Tips: Driver assisted technology

Blog post posted on 13/10/20 |

Last week a new grading system for assisted driving systems was launched by Thatcham Research and Euro NCAP which is designed to give consumers a clearer understanding of the driver assistance on new vehicles. Assisted driving systems require the driver to remain alert and in control of the car at all times. They are different from automated driving systems where the car drives itself. Automated driving systems are not available yet, although manufacturers claim that we could have them for motorway driving as early as 2021. The different systems have already given us a lexicon of abbreviations and it helps to understand what they are, what they are supposed to do and when they will come into action.

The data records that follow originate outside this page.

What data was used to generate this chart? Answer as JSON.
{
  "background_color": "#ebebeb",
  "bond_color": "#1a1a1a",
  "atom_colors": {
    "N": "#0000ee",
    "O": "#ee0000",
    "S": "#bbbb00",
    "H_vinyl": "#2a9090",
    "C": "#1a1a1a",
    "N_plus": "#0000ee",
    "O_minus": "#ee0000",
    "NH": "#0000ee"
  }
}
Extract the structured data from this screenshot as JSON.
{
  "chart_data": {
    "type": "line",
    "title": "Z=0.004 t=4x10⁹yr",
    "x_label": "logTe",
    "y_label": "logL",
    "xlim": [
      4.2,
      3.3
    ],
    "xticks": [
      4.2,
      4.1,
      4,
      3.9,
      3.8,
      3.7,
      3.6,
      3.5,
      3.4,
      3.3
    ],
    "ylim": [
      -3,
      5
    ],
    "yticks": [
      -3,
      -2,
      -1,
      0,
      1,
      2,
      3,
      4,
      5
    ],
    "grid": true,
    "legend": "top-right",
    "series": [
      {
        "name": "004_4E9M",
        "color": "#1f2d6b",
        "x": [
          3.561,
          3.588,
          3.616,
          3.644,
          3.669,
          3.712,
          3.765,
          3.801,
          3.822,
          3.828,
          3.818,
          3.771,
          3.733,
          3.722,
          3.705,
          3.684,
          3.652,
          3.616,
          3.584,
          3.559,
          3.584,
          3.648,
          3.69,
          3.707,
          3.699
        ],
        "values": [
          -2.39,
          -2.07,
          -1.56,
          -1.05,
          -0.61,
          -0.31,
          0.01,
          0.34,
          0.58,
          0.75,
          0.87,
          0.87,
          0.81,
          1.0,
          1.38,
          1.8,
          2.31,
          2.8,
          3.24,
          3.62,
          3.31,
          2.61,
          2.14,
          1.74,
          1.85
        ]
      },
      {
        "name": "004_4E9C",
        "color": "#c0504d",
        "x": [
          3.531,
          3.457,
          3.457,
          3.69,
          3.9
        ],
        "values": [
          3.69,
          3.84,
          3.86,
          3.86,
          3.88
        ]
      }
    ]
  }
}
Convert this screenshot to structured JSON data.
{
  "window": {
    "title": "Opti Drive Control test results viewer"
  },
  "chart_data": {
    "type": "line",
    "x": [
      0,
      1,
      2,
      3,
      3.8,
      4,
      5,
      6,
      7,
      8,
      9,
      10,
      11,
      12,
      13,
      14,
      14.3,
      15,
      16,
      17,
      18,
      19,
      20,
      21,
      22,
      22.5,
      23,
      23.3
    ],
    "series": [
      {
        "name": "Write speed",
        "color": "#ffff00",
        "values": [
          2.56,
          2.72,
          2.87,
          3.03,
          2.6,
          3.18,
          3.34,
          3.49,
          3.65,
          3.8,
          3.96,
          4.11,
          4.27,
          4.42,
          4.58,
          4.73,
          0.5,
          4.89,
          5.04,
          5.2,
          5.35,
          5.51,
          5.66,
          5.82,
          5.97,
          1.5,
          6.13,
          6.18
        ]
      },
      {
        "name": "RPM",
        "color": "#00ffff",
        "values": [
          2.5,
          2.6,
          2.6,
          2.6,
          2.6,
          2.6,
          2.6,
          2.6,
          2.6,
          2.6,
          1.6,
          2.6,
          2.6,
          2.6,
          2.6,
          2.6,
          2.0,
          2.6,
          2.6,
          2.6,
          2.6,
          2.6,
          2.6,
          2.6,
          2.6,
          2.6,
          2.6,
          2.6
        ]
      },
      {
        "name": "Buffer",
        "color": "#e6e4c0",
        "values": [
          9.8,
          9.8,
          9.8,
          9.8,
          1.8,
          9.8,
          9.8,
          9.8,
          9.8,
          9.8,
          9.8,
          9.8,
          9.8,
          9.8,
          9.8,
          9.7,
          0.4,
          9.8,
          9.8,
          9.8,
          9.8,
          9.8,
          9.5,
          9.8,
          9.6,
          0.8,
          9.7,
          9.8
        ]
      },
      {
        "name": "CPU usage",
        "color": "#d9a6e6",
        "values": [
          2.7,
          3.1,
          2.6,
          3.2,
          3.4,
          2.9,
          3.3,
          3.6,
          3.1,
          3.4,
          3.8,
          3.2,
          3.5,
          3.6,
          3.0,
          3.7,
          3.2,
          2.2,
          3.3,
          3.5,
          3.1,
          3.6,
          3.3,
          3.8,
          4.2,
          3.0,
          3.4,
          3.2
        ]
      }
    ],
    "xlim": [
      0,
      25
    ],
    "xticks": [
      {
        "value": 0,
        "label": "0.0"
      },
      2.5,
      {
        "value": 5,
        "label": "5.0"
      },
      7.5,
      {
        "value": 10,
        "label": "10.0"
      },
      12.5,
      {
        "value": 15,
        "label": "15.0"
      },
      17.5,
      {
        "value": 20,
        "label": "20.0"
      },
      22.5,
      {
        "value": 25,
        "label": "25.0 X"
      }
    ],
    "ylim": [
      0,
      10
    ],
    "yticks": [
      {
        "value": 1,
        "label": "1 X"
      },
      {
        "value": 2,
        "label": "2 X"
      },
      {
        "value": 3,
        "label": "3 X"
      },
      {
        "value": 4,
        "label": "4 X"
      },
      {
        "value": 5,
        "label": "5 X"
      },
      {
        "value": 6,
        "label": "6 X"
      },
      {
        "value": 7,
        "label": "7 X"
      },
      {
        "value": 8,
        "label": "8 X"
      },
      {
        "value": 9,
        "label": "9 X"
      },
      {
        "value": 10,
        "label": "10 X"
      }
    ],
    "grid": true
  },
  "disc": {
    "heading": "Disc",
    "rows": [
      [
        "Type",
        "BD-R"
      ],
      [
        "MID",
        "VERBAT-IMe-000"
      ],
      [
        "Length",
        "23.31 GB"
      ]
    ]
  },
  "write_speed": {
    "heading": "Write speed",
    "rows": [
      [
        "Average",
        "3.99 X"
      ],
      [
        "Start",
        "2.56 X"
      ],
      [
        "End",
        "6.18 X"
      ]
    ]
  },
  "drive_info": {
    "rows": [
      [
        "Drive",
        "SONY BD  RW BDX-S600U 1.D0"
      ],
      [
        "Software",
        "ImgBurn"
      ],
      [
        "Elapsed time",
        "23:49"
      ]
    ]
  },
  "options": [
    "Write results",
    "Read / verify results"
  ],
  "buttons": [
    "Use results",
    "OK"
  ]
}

Here, Tim Shallcross Head of Technical Policy and Advice for IAM Roadsmart shares some tips with us about assisted driving technology.

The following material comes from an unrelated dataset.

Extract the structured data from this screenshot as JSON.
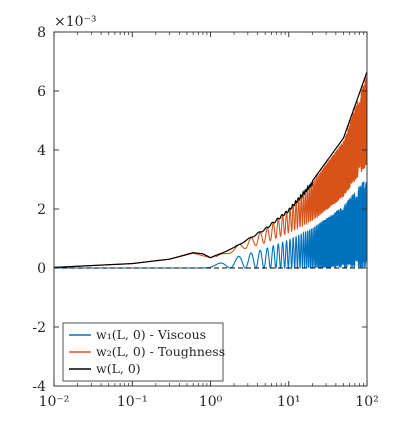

  • AEB: Automatic Emergency Braking. This uses radar and cameras to monitor the road ahead. If the technology detects a risk of running into stationary or slower moving vehicles it gives the driver a warning – usually a loud buzzer and a dashboard light. If the driver doesn’t react, the brakes are applied hard to stop the car and avoid a collision or reduce the severity of it. However, sometimes the system will detect a collision risk when there isn’t one. For example, if the car is on a bend the radar might identify a parked car as a risk. If you hear the collision warning and the road ahead is clear, you have time to react before the brakes are applied. You simply need to let AEB know that you are alert and not asleep. More or less any driver input will do – a light touch of the brakes or indicating left or right will suffice and the system will go no further.
  • ACC: Adaptive Cruise Control. This uses radar to maintain a safe distance between your car and the vehicle in front. If that vehicle slows down, it will slow you down. However, it’s not an emergency braking system; if the car in front slows down very rapidly, a warning will sound, and you should brake. This will cancel cruise control and you will need to re-engage it. You should also stay aware of what’s happening ahead. Trucks may pull into an overtaking lane at the last minute to pass a much slower moving vehicle. If this happens, your ACC will suddenly pick up the slower moving vehicle and brake hard. Keep monitoring the road ahead to avoid getting caught out like this.
  • High beam assist: This clever system switches to headlight main beam at night when there is no vehicle ahead and dips one or both lights when you are following a car or when one approaches in the opposite direction. However, it relies on detecting headlights or taillights. If you are approaching a side road with a car waiting to pull out, the lights will stay on main beam and you should manually dip them to avoid dazzling the driver.
  • Lane Keeping Assistance: This monitors the lane markings and warns the driver if the car starts to drift over the line. This is usually haptic feedback through vibration in the steering wheel.However, if the lines are worn out or covered in snow or mud, the system can’t detect them and will not operate. Make sure you stay alert and don’t get over-tired, especially on long motorway journeys.

Tim says:” Assisted driving systems are becoming much more common and have the potential to improve safety, but they don’t cope with all circumstances. It’s important to understand what the systems are designed to do, always stay alert and know when to take control yourself.”